For the 2013 Korean Pavilion, with a formal strategy of non-doing, Kimsooja will allow the random good fortune of the changing lights to shape and reshape the whole building. The composition will not be controlled, leaving chance and mischance to create the coloured ambiance. Mirrors on the floor and ceiling will multiply to infinity the reflected coloured lights contained inside the pavilion showering the visitors with jets of diffracted violet, blue, green, yellow, orange and red pure light colours.
Centripetal Acceleration
The proposed environment will function as a centripetal engine, an unplugged energy plant absorbing energies of any kind like the ever-changing daylight and the empathy left behind by the viewer. Every single component and effect will be sucked up by the centre, by the nucleus. The Korean Pavilion will be turned into a large scale experiential generator.
The additional room could be described either as the total opposite or as the end result of chromatic light experiences. This anechoic chamber is a darkened space designed to completely absorb the reflections of sound waves and be insulated from exterior sources of noise. It is designed to accommodate just a few people at a time who are prepared to lose their sense of auditory stability and dwell in their own heartbeat or the turmoil of their blood circulation. To complete the Korean Pavilion visit as if attracted and absorbed into a black hole.
Somehow this could be envisaged as a summary of a number of Kimsooja's previous works in which the elements of the composition have been captured, absorbed, wrapped. We have decided to take the visitors to a region of space from which nothing can escape, neither light, nor sound. A perfect hijacking. For the greater good.
[1] The framework and its limitation to the architecture isn't a curator's caprice to challenge the artist, but rather a rooted project deeply attached to the specificity – in style and in meaning – of this particular and significant edifice: the Korean Pavilion looks like a temporary World Expotype national pavilion. For this reason, the visitor's journey needed to be cast as an immersive art experience.
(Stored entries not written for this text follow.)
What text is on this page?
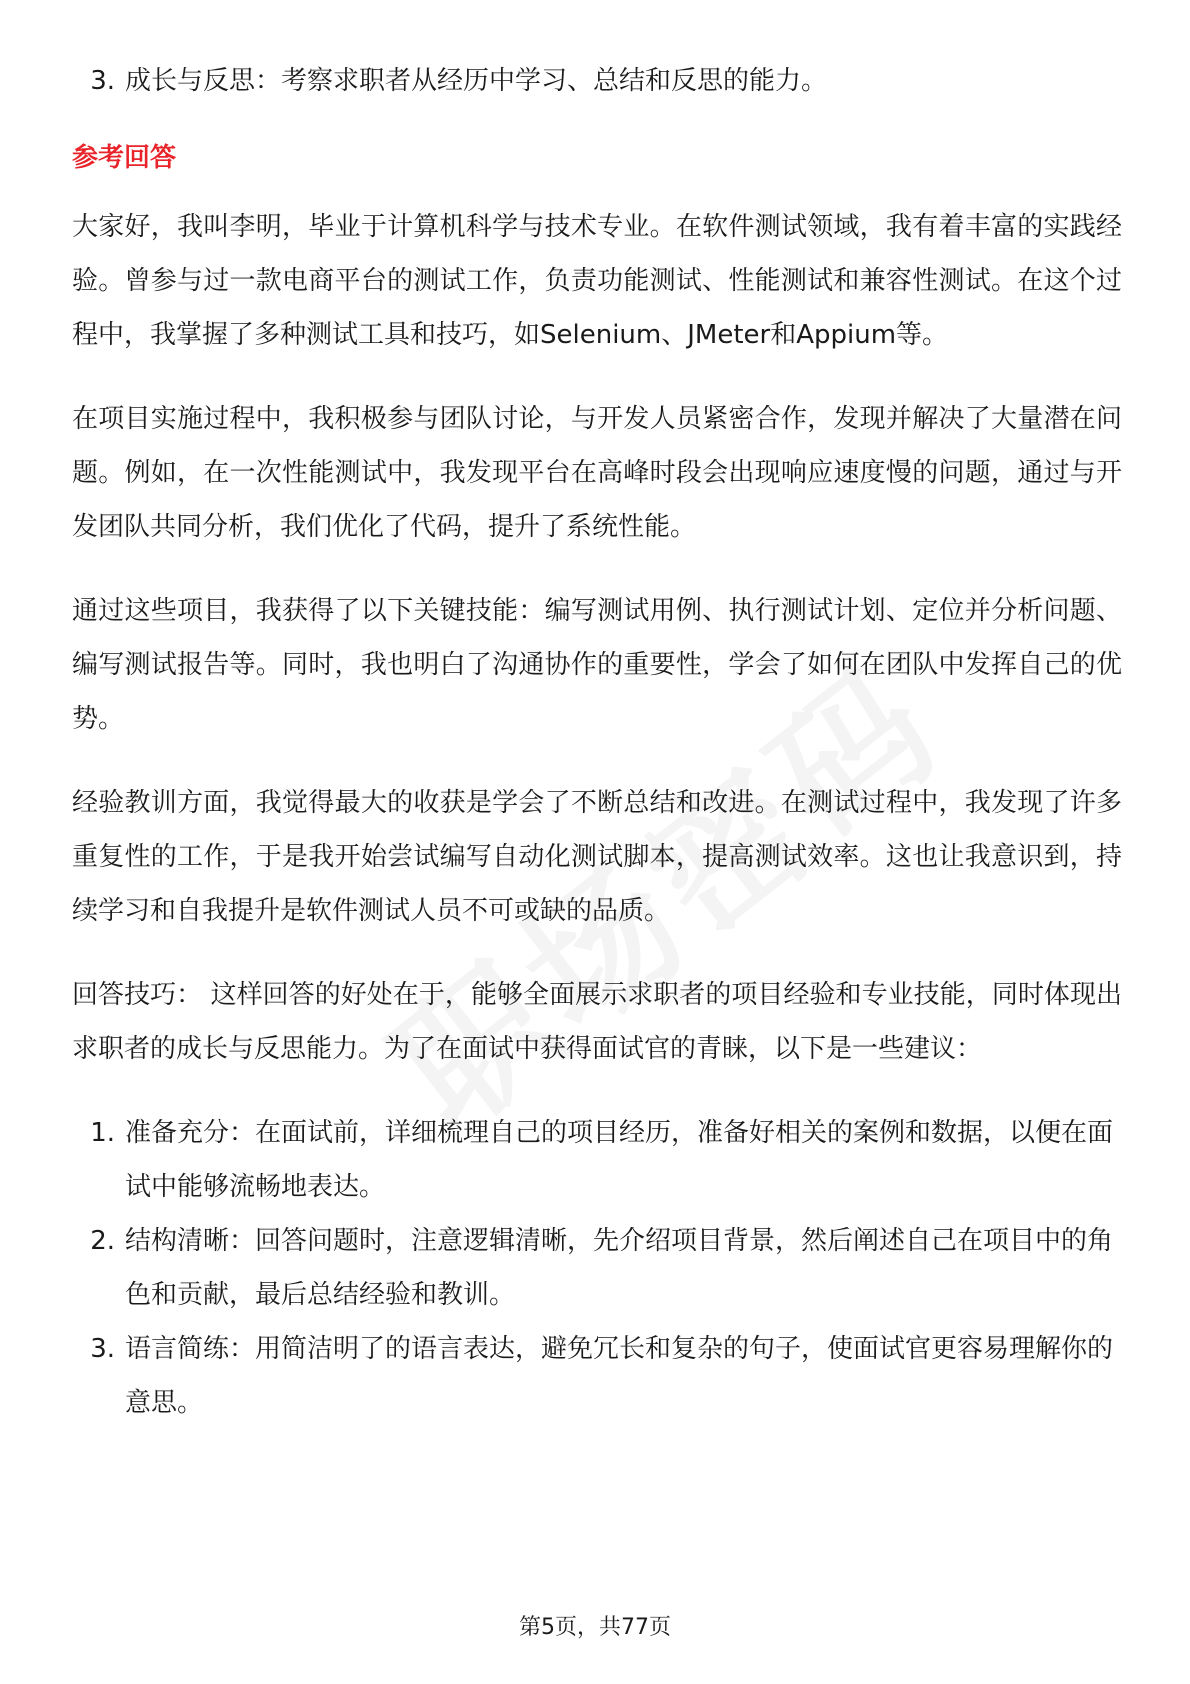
3. 成长与反思：考察求职者从经历中学习、总结和反思的能力。
参考回答

大家好，我叫李明，毕业于计算机科学与技术专业。在软件测试领域，我有着丰富的实践经验。曾参与过一款电商平台的测试工作，负责功能测试、性能测试和兼容性测试。在这个过程中，我掌握了多种测试工具和技巧，如Selenium、JMeter和Appium等。

在项目实施过程中，我积极参与团队讨论，与开发人员紧密合作，发现并解决了大量潜在问题。例如，在一次性能测试中，我发现平台在高峰时段会出现响应速度慢的问题，通过与开发团队共同分析，我们优化了代码，提升了系统性能。

通过这些项目，我获得了以下关键技能：编写测试用例、执行测试计划、定位并分析问题、编写测试报告等。同时，我也明白了沟通协作的重要性，学会了如何在团队中发挥自己的优势。

经验教训方面，我觉得最大的收获是学会了不断总结和改进。在测试过程中，我发现了许多重复性的工作，于是我开始尝试编写自动化测试脚本，提高测试效率。这也让我意识到，持续学习和自我提升是软件测试人员不可或缺的品质。

回答技巧： 这样回答的好处在于，能够全面展示求职者的项目经验和专业技能，同时体现出求职者的成长与反思能力。为了在面试中获得面试官的青睐，以下是一些建议：

1. 准备充分：在面试前，详细梳理自己的项目经历，准备好相关的案例和数据，以便在面试中能够流畅地表达。
2. 结构清晰：回答问题时，注意逻辑清晰，先介绍项目背景，然后阐述自己在项目中的角色和贡献，最后总结经验和教训。
3. 语言简练：用简洁明了的语言表达，避免冗长和复杂的句子，使面试官更容易理解你的意思。
第5页，共77页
Since La Biennale di Venezia is a gigantic theme park with contemporary art as the core, it was absolutely obvious to stay within that very format. There was no point in mimicking museums or art centres but instead it seemed important to follow the World Expo style as a natural place and moment for the participation of avant-garde artistic movements and individuals. Osaka Expo 1970 was the last edition to be really in tune with such a practical utopia.
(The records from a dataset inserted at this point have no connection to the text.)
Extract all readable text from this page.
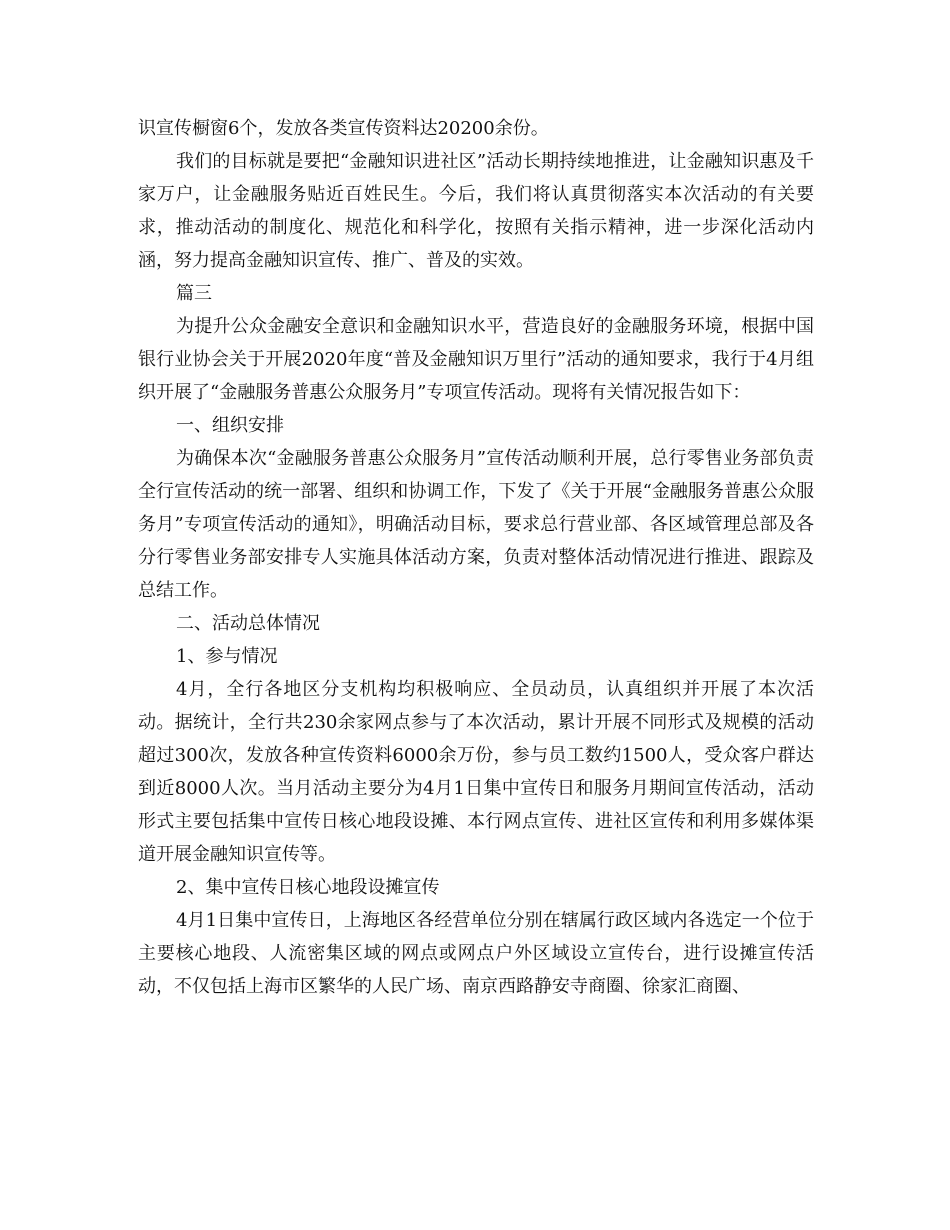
识宣传橱窗6个，发放各类宣传资料达20200余份。

我们的目标就是要把“金融知识进社区”活动长期持续地推进，让金融知识惠及千家万户，让金融服务贴近百姓民生。今后，我们将认真贯彻落实本次活动的有关要求，推动活动的制度化、规范化和科学化，按照有关指示精神，进一步深化活动内涵，努力提高金融知识宣传、推广、普及的实效。

篇三

为提升公众金融安全意识和金融知识水平，营造良好的金融服务环境，根据中国银行业协会关于开展2020年度“普及金融知识万里行”活动的通知要求，我行于4月组织开展了“金融服务普惠公众服务月”专项宣传活动。现将有关情况报告如下：

一、组织安排

为确保本次“金融服务普惠公众服务月”宣传活动顺利开展，总行零售业务部负责全行宣传活动的统一部署、组织和协调工作，下发了《关于开展“金融服务普惠公众服务月”专项宣传活动的通知》，明确活动目标，要求总行营业部、各区域管理总部及各分行零售业务部安排专人实施具体活动方案，负责对整体活动情况进行推进、跟踪及总结工作。

二、活动总体情况

1、参与情况

4月，全行各地区分支机构均积极响应、全员动员，认真组织并开展了本次活动。据统计，全行共230余家网点参与了本次活动，累计开展不同形式及规模的活动超过300次，发放各种宣传资料6000余万份，参与员工数约1500人，受众客户群达到近8000人次。当月活动主要分为4月1日集中宣传日和服务月期间宣传活动，活动形式主要包括集中宣传日核心地段设摊、本行网点宣传、进社区宣传和利用多媒体渠道开展金融知识宣传等。

2、集中宣传日核心地段设摊宣传

4月1日集中宣传日，上海地区各经营单位分别在辖属行政区域内各选定一个位于主要核心地段、人流密集区域的网点或网点户外区域设立宣传台，进行设摊宣传活动，不仅包括上海市区繁华的人民广场、南京西路静安寺商圈、徐家汇商圈、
[2] Different to the Crystal Palace, erected for the 1851 Great Exhibition in London, the Glass Pavilion by Bruno Taut in Cologne in 1914 and La Maison de verre (1927-1931) by Pierre Chareau in Paris, which used glass bricks as a light provider more than as a source of transparency.
[3] In Theo van Doesburg's Stained-Glass Composition II (1917) and Stained-Glass Composition V (1917-1918) designed for the Villa Allegonda, the projection of diffracted light is already planned at the design stage, having organised the nonobjective distribution of rainbow-coloured units (primary and complementary colours) in the vertical format. Daniel Buren's Passages Under a Colored Sky in 2007 in Anyang in Korea operates in a similar way: using the pergola structure with coloured glass casting coloured shadows on the ground.